Thursday, November 10, 2016

Facebook and Fake News

Joshua Benton:
There’s plenty of blame to go around, but the list of actors has to start with Facebook. And for all its wonders — reaching nearly 2 billion people each month, driving more traffic and attention to news than anything else on earth — it’s also become a single point of failure for civic information. Our democracy has a lot of problems, but there are few things that could impact it for the better more than Facebook starting to care — really care — about the truthfulness of the news that its users share and take in.

As BuzzFeed’s Craig Silverman has documented repeatedly — and as anyone who has spent much time on their relatives’ profile pages can probably attest — Facebook has become a sewer of misinformation. Some of it is driven by ideology, but a lot is driven purely by the economic incentive structure Facebook has created: The fake stuff, when it connects with a Facebook user’s preconceived notions or sense of identity, spreads like wildfire. (And it’s a lot cheaper to make than real news.)

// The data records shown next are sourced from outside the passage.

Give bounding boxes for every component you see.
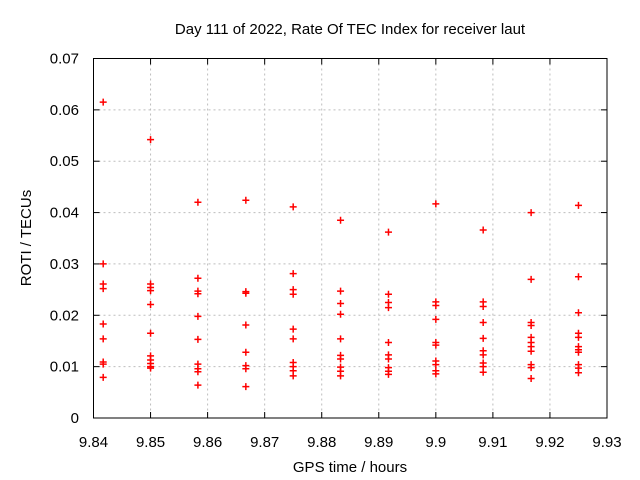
data-point-marker — [479, 318, 487, 326]
data-point-marker — [527, 209, 535, 217]
data-point-marker — [527, 347, 535, 355]
data-point-marker — [527, 374, 535, 382]
x-tick-label: 9.93 — [592, 434, 621, 451]
data-point-marker — [432, 200, 440, 208]
data-point-marker — [242, 196, 250, 204]
data-point-marker — [99, 373, 107, 381]
x-tick-label: 9.91 — [478, 434, 507, 451]
data-point-marker — [242, 348, 250, 356]
data-point-marker — [194, 274, 202, 282]
y-tick-label: 0 — [71, 410, 79, 427]
data-point-marker — [289, 325, 297, 333]
data-point-marker — [194, 198, 202, 206]
data-point-marker — [147, 364, 155, 372]
data-point-marker — [479, 334, 487, 342]
data-point-marker — [147, 301, 155, 309]
data-point-marker — [337, 372, 345, 380]
data-point-marker — [99, 260, 107, 268]
data-point-marker — [432, 341, 440, 349]
data-point-marker — [479, 368, 487, 376]
data-point-marker — [147, 136, 155, 144]
data-point-marker — [527, 322, 535, 330]
data-point-marker — [194, 381, 202, 389]
data-point-marker — [242, 289, 250, 297]
y-tick-label: 0.03 — [50, 256, 79, 273]
data-point-marker — [289, 335, 297, 343]
data-point-marker — [574, 348, 582, 356]
data-point-marker — [432, 315, 440, 323]
tick-labels: 9.84 9.85 9.86 9.87 9.88 9.89 9.9 9.91 9.92 9.93 0… — [50, 51, 622, 452]
data-point-marker — [337, 287, 345, 295]
x-axis-label: GPS time / hours — [293, 459, 407, 476]
data-point-marker — [99, 285, 107, 293]
data-point-marker — [574, 201, 582, 209]
data-point-marker — [289, 203, 297, 211]
axis-labels: Day 111 of 2022, Rate Of TEC Index for r… — [18, 21, 526, 476]
data-point-marker — [194, 335, 202, 343]
data-point-marker — [384, 304, 392, 312]
data-point-marker — [574, 369, 582, 377]
y-tick-label: 0.02 — [50, 307, 79, 324]
y-tick-label: 0.05 — [50, 153, 79, 170]
data-point-marker — [479, 351, 487, 359]
chart-title: Day 111 of 2022, Rate Of TEC Index for r… — [175, 21, 526, 38]
data-point-marker — [337, 335, 345, 343]
data-point-marker — [147, 287, 155, 295]
x-tick-label: 9.87 — [250, 434, 279, 451]
data-point-marker — [337, 216, 345, 224]
data-point-marker — [337, 355, 345, 363]
data-point-marker — [289, 270, 297, 278]
y-tick-label: 0.04 — [50, 205, 79, 222]
data-point-marker — [479, 303, 487, 311]
x-tick-label: 9.92 — [535, 434, 564, 451]
data-point-marker — [384, 228, 392, 236]
data-point-marker — [242, 383, 250, 391]
data-point-marker — [574, 309, 582, 317]
data-point-marker — [99, 320, 107, 328]
y-tick-label: 0.07 — [50, 51, 79, 68]
y-tick-label: 0.01 — [50, 359, 79, 376]
data-point-marker — [384, 339, 392, 347]
data-point-marker — [147, 329, 155, 337]
data-point-marker — [242, 365, 250, 373]
data-point-marker — [574, 333, 582, 341]
data-point-marker — [289, 372, 297, 380]
data-point-marker — [337, 310, 345, 318]
data-point-marker — [527, 275, 535, 283]
data-point-marker — [384, 290, 392, 298]
data-point-marker — [479, 226, 487, 234]
x-tick-label: 9.88 — [307, 434, 336, 451]
plot-border — [93, 58, 608, 419]
data-point-marker — [432, 302, 440, 310]
data-point-marker — [194, 290, 202, 298]
x-tick-label: 9.84 — [79, 434, 108, 451]
data-point-marker — [574, 273, 582, 281]
y-tick-label: 0.06 — [50, 102, 79, 119]
data-point-marker — [194, 368, 202, 376]
data-point-marker — [432, 370, 440, 378]
y-axis-label: ROTI / TECUs — [18, 190, 35, 286]
data-point-marker — [432, 361, 440, 369]
data-point-marker — [289, 290, 297, 298]
data-point-marker — [384, 355, 392, 363]
data-point-marker — [99, 335, 107, 343]
data-points — [99, 98, 582, 391]
data-point-marker — [99, 98, 107, 106]
x-tick-label: 9.85 — [136, 434, 165, 451]
x-tick-label: 9.9 — [425, 434, 446, 451]
x-tick-label: 9.89 — [364, 434, 393, 451]
x-tick-label: 9.86 — [193, 434, 222, 451]
data-point-marker — [194, 312, 202, 320]
data-point-marker — [99, 360, 107, 368]
data-point-marker — [384, 370, 392, 378]
data-point-marker — [527, 364, 535, 372]
data-point-marker — [337, 299, 345, 307]
data-point-marker — [242, 321, 250, 329]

One example: I’m from a small town in south Louisiana. The day before the election, I looked at the Facebook page of the current mayor. Among the items he posted there in the final 48 hours of the campaign: Hillary Clinton Calling for Civil War If Trump Is Elected. Pope Francis Shocks World, Endorses Donald Trump for President. Barack Obama Admits He Was Born in Kenya. FBI Agent Who Was Suspected Of Leaking Hillary’s Corruption Is Dead.

These are not legit anti-Hillary stories. (There were plenty of those, to be sure, both on his page and in this election cycle.) These are imaginary, made up, frauds. And yet Facebook has built a platform for the active dispersal of these lies — in part because these lies travel really, really well. (The pope’s “endorsement” has over 868,000 Facebook shares. The Snopes piece noting the story is fake has but 33,000.)
Benton wants Facebook to hire editors who would, among other things, flag fake stories as fake:
Another idea would be to hire a team of journalists and charge them with separating at least the worst of the fake news from the stream. Not the polemics (from either side) that sometimes twist facts like balloon animals — I’m talking about the outright fakery. Stories known to be false could be downweighted in Facebook’s algorithm, and users trying to share them could get a notice telling them that the story is fake. Sites that publish too much fraudulent material could be downweighted further or kicked out entirely.

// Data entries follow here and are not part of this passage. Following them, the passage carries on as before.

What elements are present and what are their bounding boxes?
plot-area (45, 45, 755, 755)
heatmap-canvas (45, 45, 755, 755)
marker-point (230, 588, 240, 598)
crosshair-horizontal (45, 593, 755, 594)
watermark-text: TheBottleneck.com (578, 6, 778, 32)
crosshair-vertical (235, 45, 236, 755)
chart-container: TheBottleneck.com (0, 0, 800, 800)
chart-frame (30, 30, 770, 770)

Would this or other ideas raise freedom of speech or other thorny issues? Sure. This would be easy to screw up — which is I’m sure why Facebook threw up its hands at the pushback to a human-edited Trending section and why it positions itself a neutral connector of its users to content it thinks they will find pleasing. I don’t know what the right solution would be — but I know that getting Mark Zuckerberg to care about the problem is absolutely key to the health of our information ecosystem.
I think something like this has to be done, because I don't think we can survive as a nation if we all come to believe malicious lies about each other.

2 comments:

Shadow said...

My, oh, my. Those headlines could be from the National Enquirer (at least the Enquirer of old). Is that where they come from? The problem is not just with people of ill intent, but with consumers who don't double check what they come across, especially when what they come across sounds a little odd. Each one of those headlines is worthy of a google search just to be sure.

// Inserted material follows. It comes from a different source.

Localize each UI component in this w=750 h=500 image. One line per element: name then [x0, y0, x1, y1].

The journalist solution doesn't excite me. The sheer volume of "news" items probably makes this impractical, and certainly costly and time consuming. How would you keep up? I really see no way around people doing their own fact checking on what they come across. It isn't all that hard to do.

G. Verloren said...

How about we make it a serious crime to publish outlandish falsehoods? Yes, there'd obviously need to be allowances for honest mistakes, but that would not be that hard to achieve.

We need to start holding people accountable for spreading blatant lies, because we absolutely cannot rely on the ignorant masses to be willing or able to determine truth from fiction.

We've seen over and over that if left to their own devices, the media will resort to nearly anything if it stands to make them money or serve their interests. We cannot allow these predators to continue to do as they please. There must be consequences for undermining the good of society in the pursuit of naked greed.